Vermont’s special-education population currently has the largest share of students with emotional disturbance of any state in the nation — and nearly three times the averages seen in neighboring states. In 2016, on average, Vermont’s supervisory unions and school districts spent an extra $21,840.per special-education student. That’s almost twice as much as the amount spent per special-ed student in other states.
It’s also time to abandon our current educational architecture – pre-school / nursery, kindergarten, grade school, middle school, junior high, high school, and college – and see education as an agile continuum that focuses on the individual learner. These old and arbitrary divisions (and their silly graduations) defy everything we know about childhood development and distract us from the individual learner’s needs and abilities, which develop at different ages.
Assessment of a student’s acquisition of “transferable skills” – i.e. defined proficiencies and performance indicators – is a much better advancement measurement for them and for society. Some learners are ready for college at 15, others at 35, and others attend college while completing their final year in high school. Still others take time out to travel, do internships, or work, and return to college when they’re ready.
I’ve written in the past about the need to also imagine a realistic 21st century curriculum.
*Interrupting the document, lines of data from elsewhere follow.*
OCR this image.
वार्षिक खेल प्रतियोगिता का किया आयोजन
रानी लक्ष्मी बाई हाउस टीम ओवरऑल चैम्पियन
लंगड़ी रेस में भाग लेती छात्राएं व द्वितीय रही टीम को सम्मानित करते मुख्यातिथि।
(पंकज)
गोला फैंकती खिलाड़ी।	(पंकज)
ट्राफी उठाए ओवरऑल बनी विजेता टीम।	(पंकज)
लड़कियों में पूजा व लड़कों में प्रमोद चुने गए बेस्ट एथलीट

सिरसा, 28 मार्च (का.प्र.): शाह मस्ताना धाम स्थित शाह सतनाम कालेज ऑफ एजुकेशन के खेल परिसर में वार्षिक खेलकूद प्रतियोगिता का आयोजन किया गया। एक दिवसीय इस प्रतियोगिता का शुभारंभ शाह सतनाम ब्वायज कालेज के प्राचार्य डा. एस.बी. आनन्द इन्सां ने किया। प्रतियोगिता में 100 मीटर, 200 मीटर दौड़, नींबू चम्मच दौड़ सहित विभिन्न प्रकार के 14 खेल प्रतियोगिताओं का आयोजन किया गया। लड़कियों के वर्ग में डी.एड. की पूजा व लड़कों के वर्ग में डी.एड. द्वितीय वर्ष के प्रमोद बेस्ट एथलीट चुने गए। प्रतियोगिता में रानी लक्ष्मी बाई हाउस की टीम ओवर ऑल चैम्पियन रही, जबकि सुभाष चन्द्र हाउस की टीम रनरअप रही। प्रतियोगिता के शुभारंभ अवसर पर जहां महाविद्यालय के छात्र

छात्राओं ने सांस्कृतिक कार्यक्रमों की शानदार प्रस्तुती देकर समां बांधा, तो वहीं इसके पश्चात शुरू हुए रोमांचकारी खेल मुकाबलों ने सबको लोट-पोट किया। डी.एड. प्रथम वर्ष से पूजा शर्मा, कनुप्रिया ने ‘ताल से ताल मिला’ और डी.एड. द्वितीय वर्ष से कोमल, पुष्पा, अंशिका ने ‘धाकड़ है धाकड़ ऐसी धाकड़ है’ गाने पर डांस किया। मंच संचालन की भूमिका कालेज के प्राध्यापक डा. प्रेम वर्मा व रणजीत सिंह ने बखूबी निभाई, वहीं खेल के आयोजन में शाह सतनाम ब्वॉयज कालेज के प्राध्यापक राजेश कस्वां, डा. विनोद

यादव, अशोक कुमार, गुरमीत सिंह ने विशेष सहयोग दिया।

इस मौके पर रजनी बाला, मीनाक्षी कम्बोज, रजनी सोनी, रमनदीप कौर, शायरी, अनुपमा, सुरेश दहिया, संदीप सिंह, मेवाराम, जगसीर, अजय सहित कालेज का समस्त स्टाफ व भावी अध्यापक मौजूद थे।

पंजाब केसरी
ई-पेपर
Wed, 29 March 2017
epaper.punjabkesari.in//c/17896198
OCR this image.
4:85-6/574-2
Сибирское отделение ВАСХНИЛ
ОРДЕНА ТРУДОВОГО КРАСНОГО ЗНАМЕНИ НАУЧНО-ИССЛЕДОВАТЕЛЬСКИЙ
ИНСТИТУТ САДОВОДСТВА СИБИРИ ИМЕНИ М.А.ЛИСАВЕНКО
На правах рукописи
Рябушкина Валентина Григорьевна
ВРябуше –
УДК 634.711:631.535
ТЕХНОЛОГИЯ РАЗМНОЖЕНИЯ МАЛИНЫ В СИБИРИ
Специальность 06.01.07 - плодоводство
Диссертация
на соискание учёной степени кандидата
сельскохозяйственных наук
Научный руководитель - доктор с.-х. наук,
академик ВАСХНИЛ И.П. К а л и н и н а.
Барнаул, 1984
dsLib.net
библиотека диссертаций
Critical to this will be the teaching of civics and community service, sadly missing for too many young people: citizens’ rights and responsibilities; an overview of political systems covering community, state, and federal government ; embracing diversity, equity, & inclusion; understanding the criminal justice system; learning the essential role of education in civic participation: and the civic obligation to participate (vote & serve) and contribute.
And, in a nation obsessed with the abortion question, age-appropriate sex education is critical: family planning, reproductive physiology, sexually transmitted diseases (STDs), puberty, LGBTQIA equity, privacy, and pornography.
We’re at an inflection point in public education. If we don’t join together to reimagine it as a cost-efficient institution that fulfills our constitutional obligation to provide a free and effective education to our citizens –one that embraces change – we’re flunking this test.
Students don’t need nine months in conventional classrooms. We can better apportion their time by integrating online education, learning-teams, and time in the resource-rich “field laboratories” that our communities provide – natural spaces, museums, concert halls and theaters, businesses, and social-mission organizations. And, any new system will have to accommodate and balance work, family, equity, and learning at all ages.
If the goal is to better serve our life-long learners, families, and communities while enriching our cultural, civic, economic and social well-being, and being better stewards of our tax dollars, it’s time to reimagine public education. And… there may be no stronger economic development strategy for Vermont than a state-of-the-art public education system.